Our next (and last) dinner cooking for the family we decided to go all out. The three of us, with Farmer Gao’s sister, rode our bikes about 45 minutes away to a larger market where we picked up beans, eggs, potatoes and other ingredients to make a Mexican themed dinner. Knowing that most Sichuan families love spicy food, we made the hottest rice and beans possible. We also fried pre-made dumpling wrappers and used them as chips with our homemade salsa. They family not only found this incredibly innovative, they also really seemed to enjoy eating them.
By the end of the week, though we still felt like we hadn’t contributed much to the farm (the family assured us that we had ) what we did feel confident about was our relationship with the family.
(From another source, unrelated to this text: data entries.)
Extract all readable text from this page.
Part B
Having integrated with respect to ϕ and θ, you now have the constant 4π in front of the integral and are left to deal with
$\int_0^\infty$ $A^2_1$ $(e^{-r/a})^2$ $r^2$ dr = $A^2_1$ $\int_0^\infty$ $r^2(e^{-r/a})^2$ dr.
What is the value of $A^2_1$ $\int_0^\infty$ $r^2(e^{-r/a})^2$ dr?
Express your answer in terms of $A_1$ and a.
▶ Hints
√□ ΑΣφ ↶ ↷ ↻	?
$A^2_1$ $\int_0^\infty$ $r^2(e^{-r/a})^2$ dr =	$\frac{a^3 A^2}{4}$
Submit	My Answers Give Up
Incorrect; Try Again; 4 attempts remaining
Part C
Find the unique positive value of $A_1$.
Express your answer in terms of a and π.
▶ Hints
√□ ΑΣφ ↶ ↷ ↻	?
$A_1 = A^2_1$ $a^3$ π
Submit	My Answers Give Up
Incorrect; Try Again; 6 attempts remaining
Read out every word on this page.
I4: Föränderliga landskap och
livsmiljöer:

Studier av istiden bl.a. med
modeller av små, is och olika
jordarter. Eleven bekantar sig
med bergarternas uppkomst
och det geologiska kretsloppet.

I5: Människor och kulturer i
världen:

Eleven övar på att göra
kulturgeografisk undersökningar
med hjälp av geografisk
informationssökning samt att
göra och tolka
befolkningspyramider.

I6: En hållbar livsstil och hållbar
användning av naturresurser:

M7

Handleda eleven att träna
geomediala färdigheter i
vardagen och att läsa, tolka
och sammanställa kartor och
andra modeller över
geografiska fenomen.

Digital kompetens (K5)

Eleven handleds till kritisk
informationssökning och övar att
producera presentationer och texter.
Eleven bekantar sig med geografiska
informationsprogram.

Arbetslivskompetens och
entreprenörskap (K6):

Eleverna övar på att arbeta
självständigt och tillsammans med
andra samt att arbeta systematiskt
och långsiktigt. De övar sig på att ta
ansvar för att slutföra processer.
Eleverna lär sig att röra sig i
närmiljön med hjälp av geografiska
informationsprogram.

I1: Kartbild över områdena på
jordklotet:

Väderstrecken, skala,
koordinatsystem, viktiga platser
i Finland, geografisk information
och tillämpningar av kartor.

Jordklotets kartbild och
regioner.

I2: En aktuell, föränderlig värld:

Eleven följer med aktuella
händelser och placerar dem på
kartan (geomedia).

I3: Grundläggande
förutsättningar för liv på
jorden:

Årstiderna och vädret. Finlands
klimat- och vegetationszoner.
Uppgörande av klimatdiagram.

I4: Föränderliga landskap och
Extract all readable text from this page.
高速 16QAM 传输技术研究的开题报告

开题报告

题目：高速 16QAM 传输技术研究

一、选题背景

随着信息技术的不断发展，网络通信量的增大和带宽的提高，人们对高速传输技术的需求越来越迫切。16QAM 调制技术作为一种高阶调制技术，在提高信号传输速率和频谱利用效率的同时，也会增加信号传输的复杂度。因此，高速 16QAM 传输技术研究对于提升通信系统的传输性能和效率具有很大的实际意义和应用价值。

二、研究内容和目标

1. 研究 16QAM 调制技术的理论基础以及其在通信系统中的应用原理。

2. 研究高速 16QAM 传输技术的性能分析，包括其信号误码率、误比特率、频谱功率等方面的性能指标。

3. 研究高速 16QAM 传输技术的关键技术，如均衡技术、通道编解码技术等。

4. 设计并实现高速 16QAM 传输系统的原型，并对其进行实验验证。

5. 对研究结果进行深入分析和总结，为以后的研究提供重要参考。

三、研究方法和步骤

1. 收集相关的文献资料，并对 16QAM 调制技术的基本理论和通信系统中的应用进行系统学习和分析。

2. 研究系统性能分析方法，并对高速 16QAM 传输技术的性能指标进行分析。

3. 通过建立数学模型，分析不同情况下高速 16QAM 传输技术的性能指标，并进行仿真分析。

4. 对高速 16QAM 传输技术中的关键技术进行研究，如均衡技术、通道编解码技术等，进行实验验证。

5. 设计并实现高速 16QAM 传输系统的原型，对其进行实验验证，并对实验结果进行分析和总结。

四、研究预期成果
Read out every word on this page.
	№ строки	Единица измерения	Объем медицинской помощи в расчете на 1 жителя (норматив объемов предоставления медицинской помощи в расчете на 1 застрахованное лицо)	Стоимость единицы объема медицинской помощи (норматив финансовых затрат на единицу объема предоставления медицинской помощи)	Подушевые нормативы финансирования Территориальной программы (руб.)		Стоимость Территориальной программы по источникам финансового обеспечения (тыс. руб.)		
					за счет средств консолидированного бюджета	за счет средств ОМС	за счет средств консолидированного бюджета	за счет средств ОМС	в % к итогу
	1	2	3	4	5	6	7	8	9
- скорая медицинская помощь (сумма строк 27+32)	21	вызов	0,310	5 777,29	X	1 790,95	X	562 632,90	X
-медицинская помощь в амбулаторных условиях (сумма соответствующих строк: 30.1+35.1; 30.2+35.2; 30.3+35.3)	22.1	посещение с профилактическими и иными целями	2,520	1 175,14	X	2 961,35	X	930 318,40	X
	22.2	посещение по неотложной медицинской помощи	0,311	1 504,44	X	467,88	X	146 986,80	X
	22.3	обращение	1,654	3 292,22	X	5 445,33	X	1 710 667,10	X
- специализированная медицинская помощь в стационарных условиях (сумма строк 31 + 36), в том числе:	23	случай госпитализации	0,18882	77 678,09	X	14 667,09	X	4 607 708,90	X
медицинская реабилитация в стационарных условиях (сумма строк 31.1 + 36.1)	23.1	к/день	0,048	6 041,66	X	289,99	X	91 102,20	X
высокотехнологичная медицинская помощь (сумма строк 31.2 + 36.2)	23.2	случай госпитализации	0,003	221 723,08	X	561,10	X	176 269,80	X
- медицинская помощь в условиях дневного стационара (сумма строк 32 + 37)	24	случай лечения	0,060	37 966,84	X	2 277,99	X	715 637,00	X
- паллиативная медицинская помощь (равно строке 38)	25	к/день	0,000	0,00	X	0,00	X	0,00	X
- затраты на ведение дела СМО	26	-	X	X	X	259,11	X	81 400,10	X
It was amazing to us,that through simply having a connection to our colleagues at the Peace Corps office, we were invited into the family’s home and took part in their daily routines. We woke up when they did, ate meals with them, cooked with them, and worked side-by-side in the field. At night, after dinner, we shared our limited words and rested our aching bodies together.
I personally was also impressed, yet again, by the power of Chinese women. Seeing Farmer Gao’s sister working 7 days a week, usually alone, in the fields was remarkable. She does work that most men couldn’t, or wouldn’t, and never complains. Her strength was also perhaps her downfall. She seemed lonely, eager for the chance to to speak with us about life outside of China and was eternally patient as she had to often repeat her sentences. A simple bike ride to the market was a great relief for her- a chance to escape the isolation of her responsibilities. I sincerely hope to return to the farm one day see her.